Introduction
According to Carrington, ‘sport provides a contested arena through which competing definitions of race, gender, sexuality, class, and region are articulated’ (2008: 424). In the context of race more specifically, when people speak of racism, they often allude to two distinct social practices – namely antilocution and physical attack (see Allport, 1954). Language is rightly an important social practice (Bourdieu, 1991), which in turns shapes other social practices to do with the expression of racism.
A high-profile example of when this issue reared its ugly head took place in 2004 when former manager Ron Atkinson – who perhaps most famously guided Manchester United to win the FA Cup (the Football Association Challenge Cup) in 1983 – then an ITV football pundit, resigned after making overtly racist comments about Chelsea football player Marcel Desailly. ‘Big Ron’, as he was affectionately known in the football industry, unwittingly believed his broadcast had finished and his microphone had been muted. In making reference to what he perceived to be the poor performance of the French defender, who had been playing in a Champions League match for Chelsea against Monaco, Atkinson said, ‘He’s what is known in some schools as a fucking lazy thick n****r’ (quoted in Prior, 2004). Atkinson’s conversation was picked up by microphones which ordinarily would have been switched off once the broadcast from the stadium had ended. The remarks were inadvertently broadcast to an international audience.
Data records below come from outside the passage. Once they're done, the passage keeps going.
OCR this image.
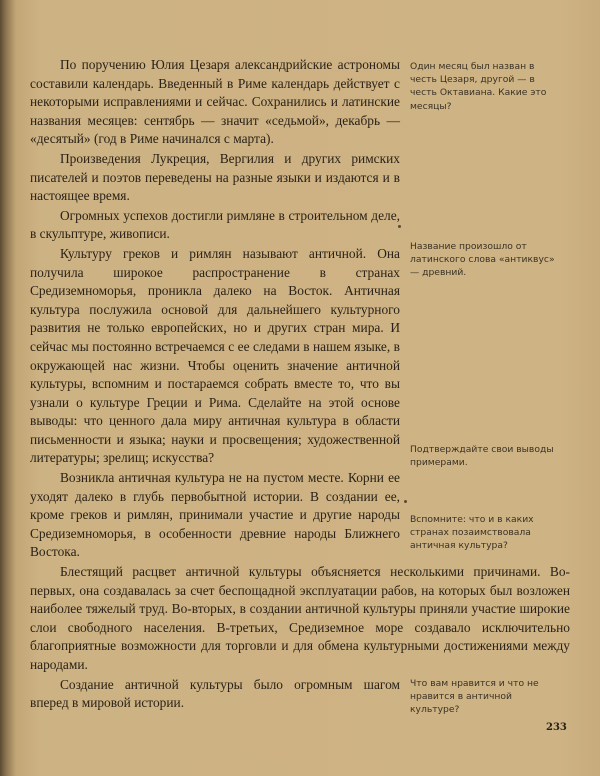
По поручению Юлия Цезаря александрийские астрономы составили календарь. Введенный в Риме календарь действует с некоторыми исправлениями и сейчас. Сохранились и латинские названия месяцев: сентябрь — значит «седьмой», декабрь — «десятый» (год в Риме начинался с марта).

Произведения Лукреция, Вергилия и других римских писателей и поэтов переведены на разные языки и издаются и в настоящее время.

Огромных успехов достигли римляне в строительном деле, в скульптуре, живописи.

Культуру греков и римлян называют античной. Она получила широкое распространение в странах Средиземноморья, проникла далеко на Восток. Античная культура послужила основой для дальнейшего культурного развития не только европейских, но и других стран мира. И сейчас мы постоянно встречаемся с ее следами в нашем языке, в окружающей нас жизни. Чтобы оценить значение античной культуры, вспомним и постараемся собрать вместе то, что вы узнали о культуре Греции и Рима. Сделайте на этой основе выводы: что ценного дала миру античная культура в области письменности и языка; науки и просвещения; художественной литературы; зрелищ; искусства?

Возникла античная культура не на пустом месте. Корни ее уходят далеко в глубь первобытной истории. В создании ее, кроме греков и римлян, принимали участие и другие народы Средиземноморья, в особенности древние народы Ближнего Востока.

Блестящий расцвет античной культуры объясняется несколькими причинами. Во-первых, она создавалась за счет беспощадной эксплуатации рабов, на которых был возложен наиболее тяжелый труд. Во-вторых, в создании античной культуры приняли участие широкие слои свободного населения. В-третьих, Средиземное море создавало исключительно благоприятные возможности для торговли и для обмена культурными достижениями между народами.

Создание античной культуры было огромным шагом вперед в мировой истории.

Один месяц был назван в честь Цезаря, другой — в честь Октавиана. Какие это месяцы?
Название произошло от латинского слова «антиквус» — древний.
Подтверждайте свои выводы примерами.
Вспомните: что и в каких странах позаимствовала античная культура?
Что вам нравится и что не нравится в античной культуре?
233
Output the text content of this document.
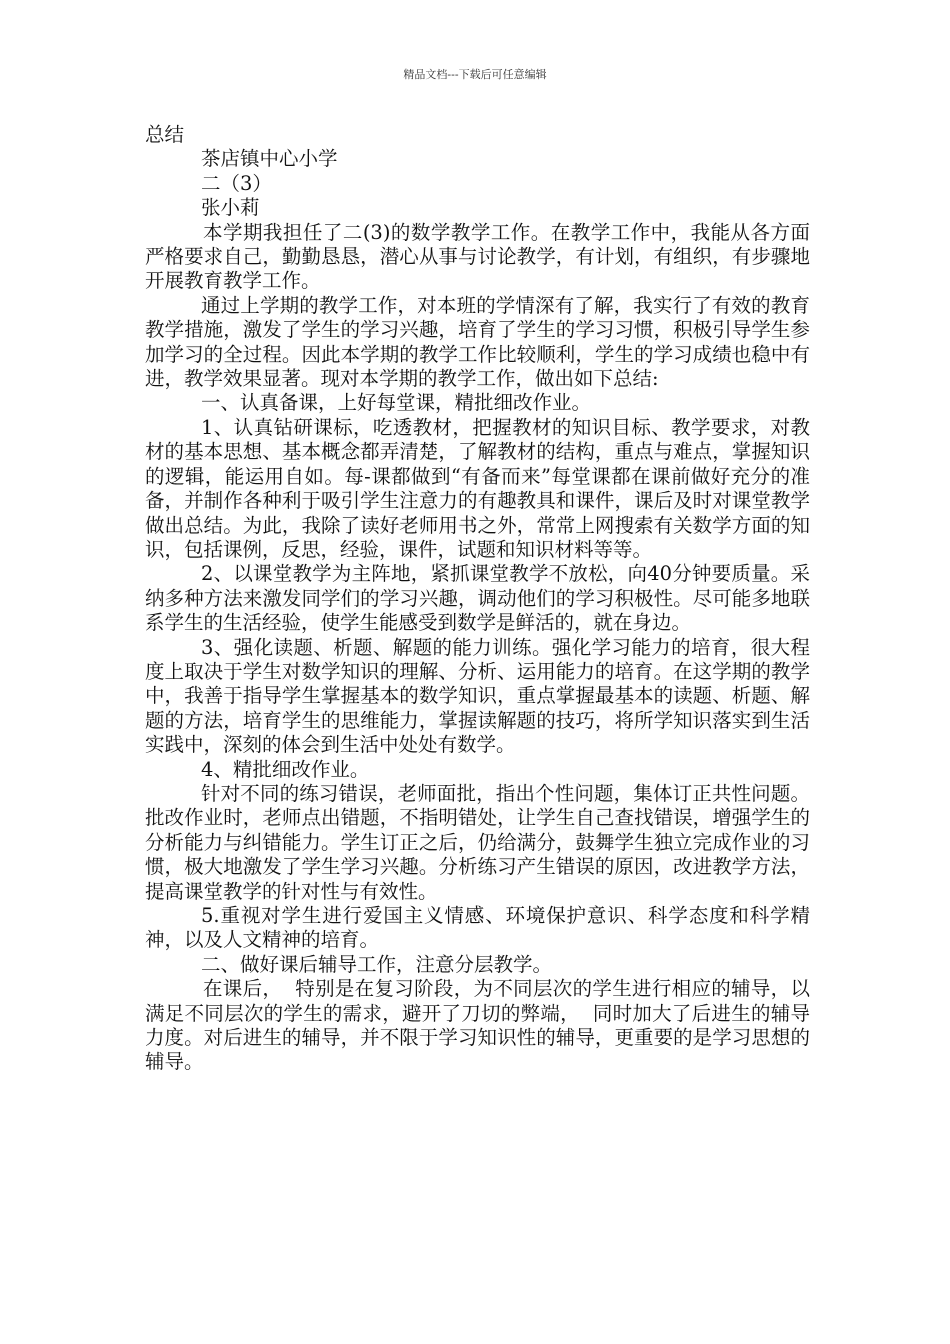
精品文档---下载后可任意编辑

总结

茶店镇中心小学

二（3）

张小莉

本学期我担任了二(3)的数学教学工作。在教学工作中，我能从各方面严格要求自己，勤勤恳恳，潜心从事与讨论教学，有计划，有组织，有步骤地开展教育教学工作。

通过上学期的教学工作，对本班的学情深有了解，我实行了有效的教育教学措施，激发了学生的学习兴趣，培育了学生的学习习惯，积极引导学生参加学习的全过程。因此本学期的教学工作比较顺利，学生的学习成绩也稳中有进，教学效果显著。现对本学期的教学工作，做出如下总结:

一、认真备课，上好每堂课，精批细改作业。

1、认真钻研课标，吃透教材，把握教材的知识目标、教学要求，对教材的基本思想、基本概念都弄清楚，了解教材的结构，重点与难点，掌握知识的逻辑，能运用自如。每-课都做到“有备而来”每堂课都在课前做好充分的准备，并制作各种利于吸引学生注意力的有趣教具和课件，课后及时对课堂教学做出总结。为此，我除了读好老师用书之外，常常上网搜索有关数学方面的知识，包括课例，反思，经验，课件，试题和知识材料等等。

2、以课堂教学为主阵地，紧抓课堂教学不放松，向40分钟要质量。采纳多种方法来激发同学们的学习兴趣，调动他们的学习积极性。尽可能多地联系学生的生活经验，使学生能感受到数学是鲜活的，就在身边。

3、强化读题、析题、解题的能力训练。强化学习能力的培育，很大程度上取决于学生对数学知识的理解、分析、运用能力的培育。在这学期的教学中，我善于指导学生掌握基本的数学知识，重点掌握最基本的读题、析题、解题的方法，培育学生的思维能力，掌握读解题的技巧，将所学知识落实到生活实践中，深刻的体会到生活中处处有数学。

4、精批细改作业。

针对不同的练习错误，老师面批，指出个性问题，集体订正共性问题。批改作业时，老师点出错题，不指明错处，让学生自己查找错误，增强学生的分析能力与纠错能力。学生订正之后，仍给满分，鼓舞学生独立完成作业的习惯，极大地激发了学生学习兴趣。分析练习产生错误的原因，改进教学方法，提高课堂教学的针对性与有效性。

5.重视对学生进行爱国主义情感、环境保护意识、科学态度和科学精神，以及人文精神的培育。

二、做好课后辅导工作，注意分层教学。

在课后，  特别是在复习阶段，为不同层次的学生进行相应的辅导，以满足不同层次的学生的需求，避开了刀切的弊端，  同时加大了后进生的辅导力度。对后进生的辅导，并不限于学习知识性的辅导，更重要的是学习思想的辅导。
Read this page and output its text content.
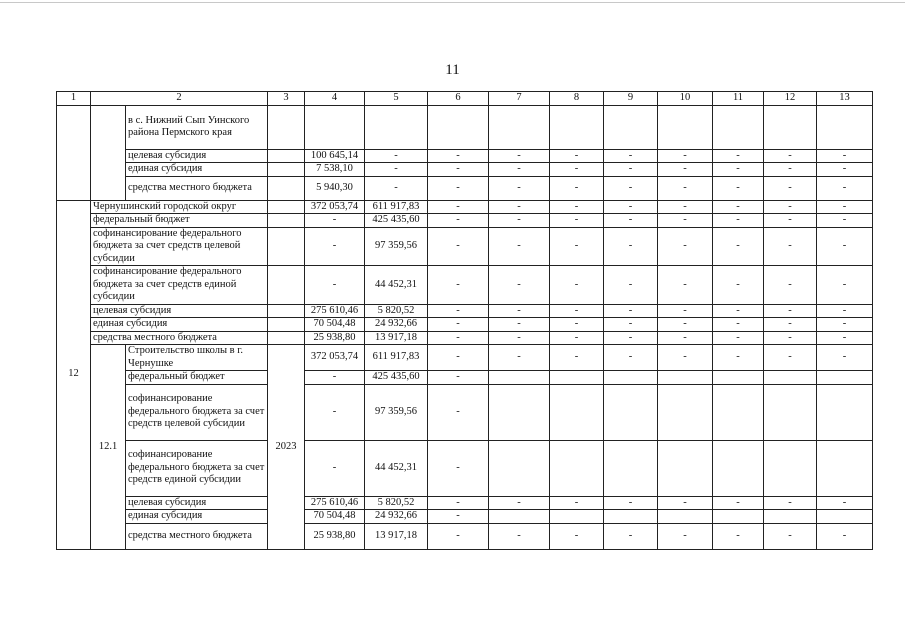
11
1	2		3	4	5	6	7	8	9	10	11	12	13
		в с. Нижний Сып Уинского района Пермского края											
		целевая субсидия		100 645,14	-	-	-	-	-	-	-	-	-
		единая субсидия		7 538,10	-	-	-	-	-	-	-	-	-
		средства местного бюджета		5 940,30	-	-	-	-	-	-	-	-	-
12	Чернушинский городской округ			372 053,74	611 917,83	-	-	-	-	-	-	-	-
	федеральный бюджет			-	425 435,60	-	-	-	-	-	-	-	-
	софинансирование федерального бюджета за счет средств целевой субсидии			-	97 359,56	-	-	-	-	-	-	-	-
	софинансирование федерального бюджета за счет средств единой субсидии			-	44 452,31	-	-	-	-	-	-	-	-
	целевая субсидия			275 610,46	5 820,52	-	-	-	-	-	-	-	-
	единая субсидия			70 504,48	24 932,66	-	-	-	-	-	-	-	-
	средства местного бюджета			25 938,80	13 917,18	-	-	-	-	-	-	-	-
	12.1	Строительство школы в г. Чернушке	2023	372 053,74	611 917,83	-	-	-	-	-	-	-	-
		федеральный бюджет		-	425 435,60	-							
		софинансирование федерального бюджета за счет средств целевой субсидии		-	97 359,56	-							
		софинансирование федерального бюджета за счет средств единой субсидии		-	44 452,31	-							
		целевая субсидия		275 610,46	5 820,52	-	-	-	-	-	-	-	-
		единая субсидия		70 504,48	24 932,66	-							
		средства местного бюджета		25 938,80	13 917,18	-	-	-	-	-	-	-	-
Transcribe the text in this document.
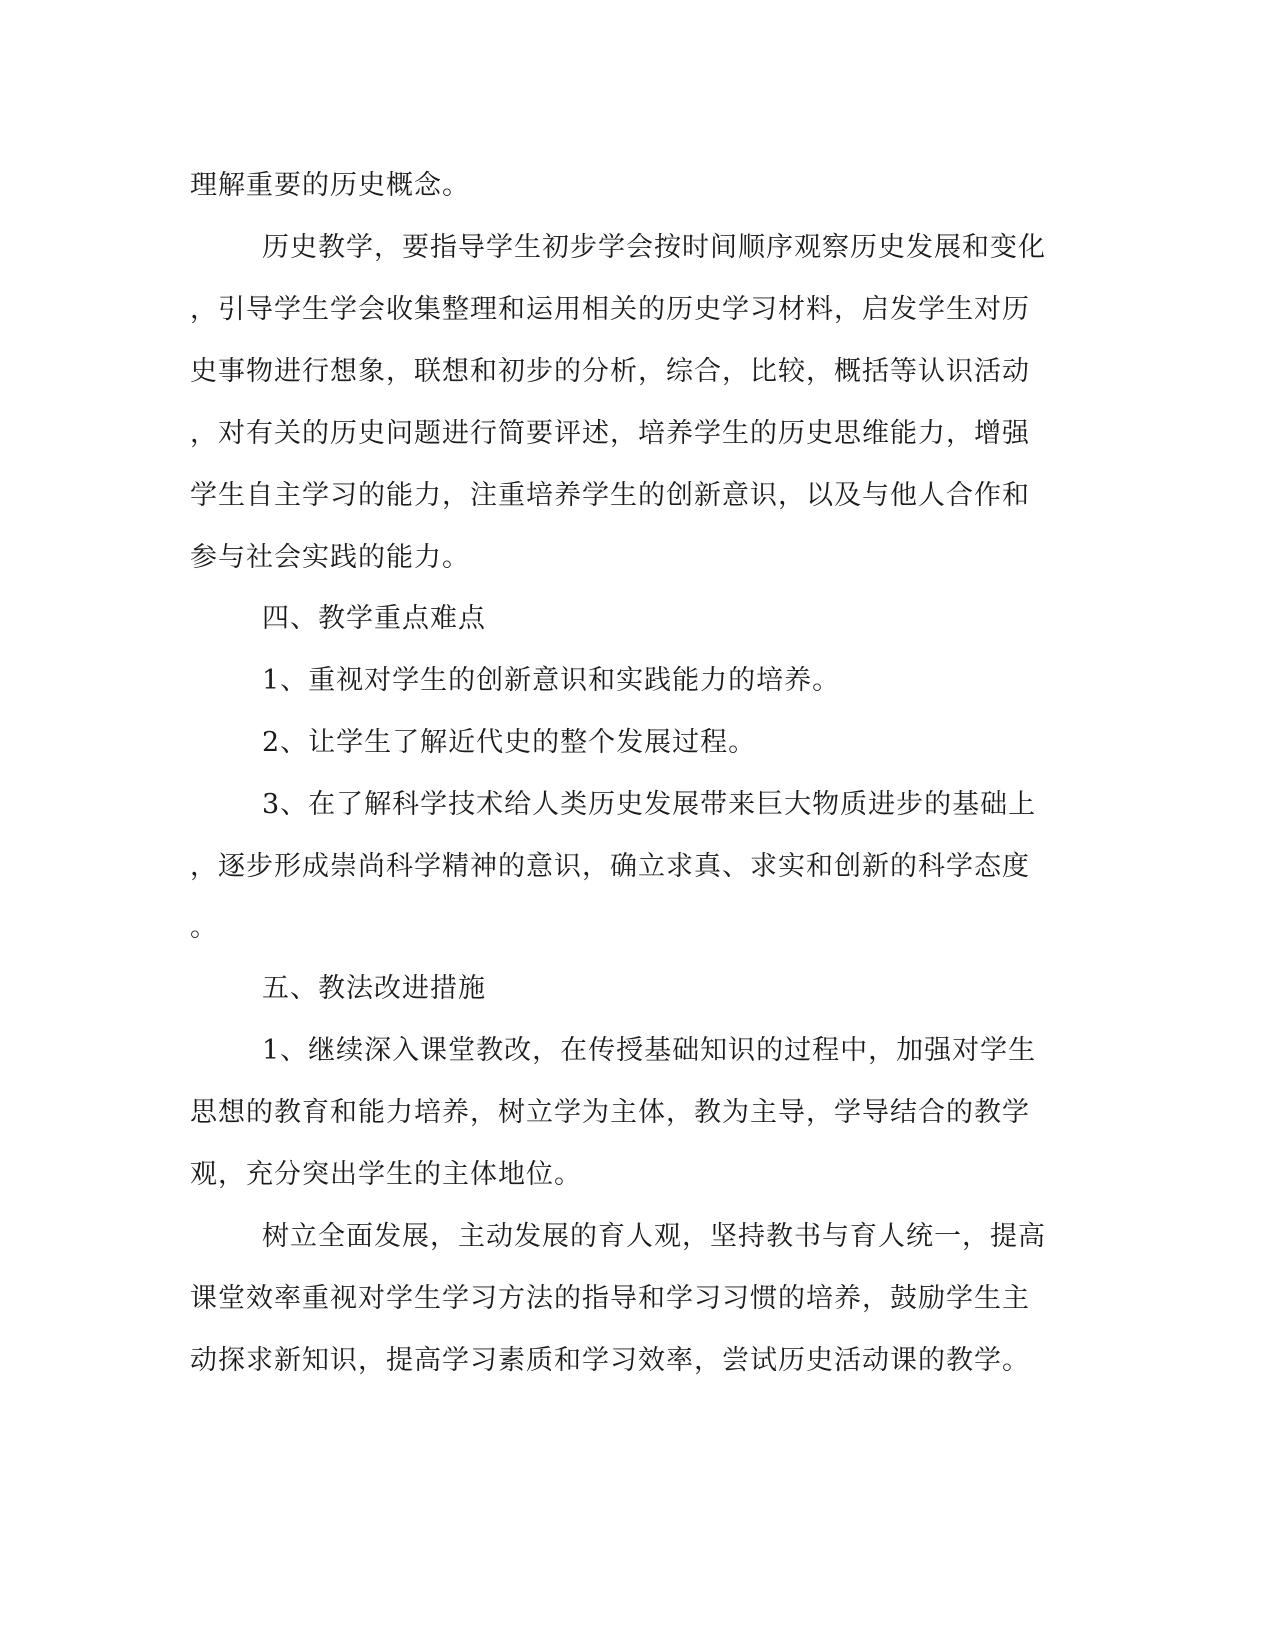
理解重要的历史概念。
历史教学，要指导学生初步学会按时间顺序观察历史发展和变化
，引导学生学会收集整理和运用相关的历史学习材料，启发学生对历
史事物进行想象，联想和初步的分析，综合，比较，概括等认识活动
，对有关的历史问题进行简要评述，培养学生的历史思维能力，增强
学生自主学习的能力，注重培养学生的创新意识，以及与他人合作和
参与社会实践的能力。
四、教学重点难点
1、重视对学生的创新意识和实践能力的培养。
2、让学生了解近代史的整个发展过程。
3、在了解科学技术给人类历史发展带来巨大物质进步的基础上
，逐步形成崇尚科学精神的意识，确立求真、求实和创新的科学态度
。
五、教法改进措施
1、继续深入课堂教改，在传授基础知识的过程中，加强对学生
思想的教育和能力培养，树立学为主体，教为主导，学导结合的教学
观，充分突出学生的主体地位。
树立全面发展，主动发展的育人观，坚持教书与育人统一，提高
课堂效率重视对学生学习方法的指导和学习习惯的培养，鼓励学生主
动探求新知识，提高学习素质和学习效率，尝试历史活动课的教学。
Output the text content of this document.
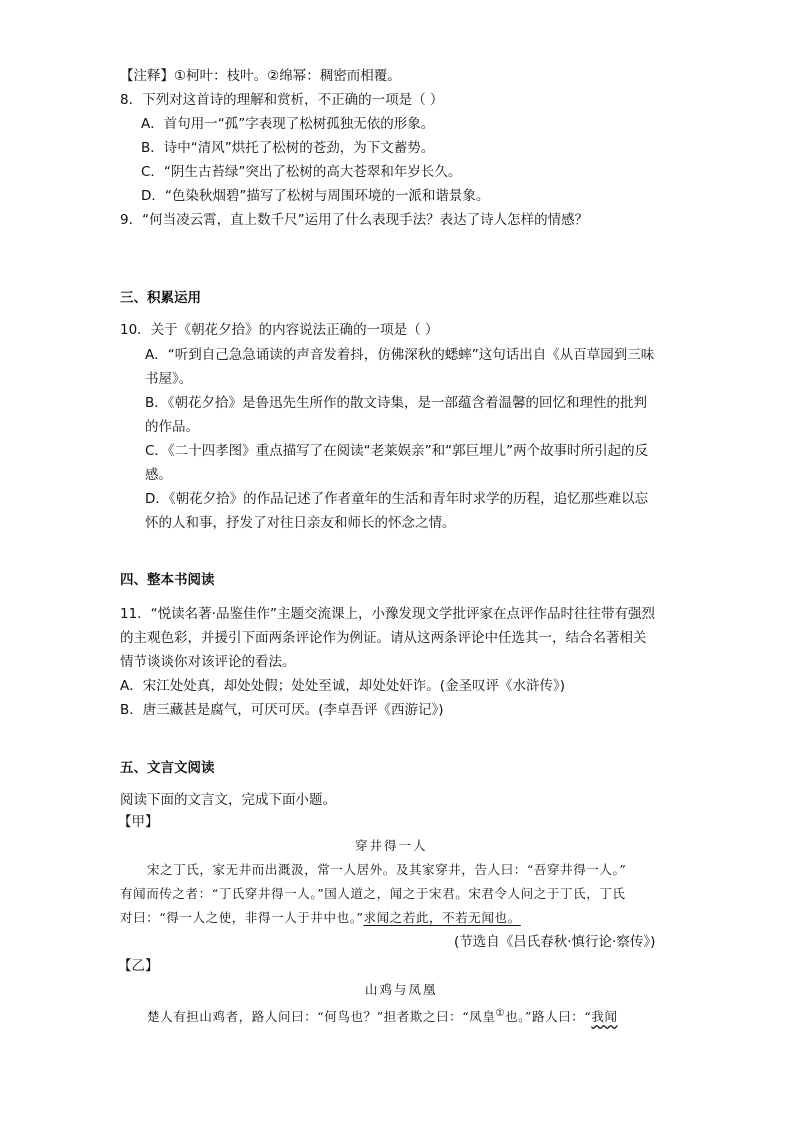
【注释】①柯叶：枝叶。②绵幂：稠密而相覆。
8．下列对这首诗的理解和赏析，不正确的一项是（ ）
A．首句用一“孤”字表现了松树孤独无依的形象。
B．诗中“清风”烘托了松树的苍劲，为下文蓄势。
C．“阴生古苔绿”突出了松树的高大苍翠和年岁长久。
D．“色染秋烟碧”描写了松树与周围环境的一派和谐景象。
9．“何当凌云霄，直上数千尺”运用了什么表现手法？表达了诗人怎样的情感？
三、积累运用
10．关于《朝花夕拾》的内容说法正确的一项是（ ）
A．“听到自己急急诵读的声音发着抖，仿佛深秋的蟋蟀”这句话出自《从百草园到三味
书屋》。
B．《朝花夕拾》是鲁迅先生所作的散文诗集，是一部蕴含着温馨的回忆和理性的批判
的作品。
C．《二十四孝图》重点描写了在阅读“老莱娱亲”和“郭巨埋儿”两个故事时所引起的反
感。
D．《朝花夕拾》的作品记述了作者童年的生活和青年时求学的历程，追忆那些难以忘
怀的人和事，抒发了对往日亲友和师长的怀念之情。
四、整本书阅读
11．“悦读名著·品鉴佳作”主题交流课上，小豫发现文学批评家在点评作品时往往带有强烈
的主观色彩，并援引下面两条评论作为例证。请从这两条评论中任选其一，结合名著相关
情节谈谈你对该评论的看法。
A．宋江处处真，却处处假；处处至诚，却处处奸诈。(金圣叹评《水浒传》)
B．唐三藏甚是腐气，可厌可厌。(李卓吾评《西游记》)
五、文言文阅读
阅读下面的文言文，完成下面小题。
【甲】
穿井得一人
宋之丁氏，家无井而出溉汲，常一人居外。及其家穿井，告人曰：“吾穿井得一人。”
有闻而传之者：“丁氏穿井得一人。”国人道之，闻之于宋君。宋君令人问之于丁氏，丁氏
对曰：“得一人之使，非得一人于井中也。”求闻之若此，不若无闻也。
(节选自《吕氏春秋·慎行论·察传》)
【乙】
山鸡与凤凰
楚人有担山鸡者，路人问曰：“何鸟也？”担者欺之曰：“凤皇①也。”路人曰：“我闻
Big Ron was ‘outed’ as a ‘closet racist’, with some expressing disbelief that a manager renowned for having given fledgling Black players a so-called ‘chance’ when others were unwilling to do so way back in the 1970s could express such sentiments.
Those who sought to defend Atkinson the man while at the same time censuring his comments pointed out that at best there seemed to be a level of dissonance between his verbalizations and his social practices, which appeared at face value to be antiracist. In an attempt to defend himself, Atkinson pleaded: ‘I have had Cyrille [Regis] and big Paul Williams both on the phone. I was one of the first, if not the first, to play black players’ (Kelso, 2004, square brackets in original).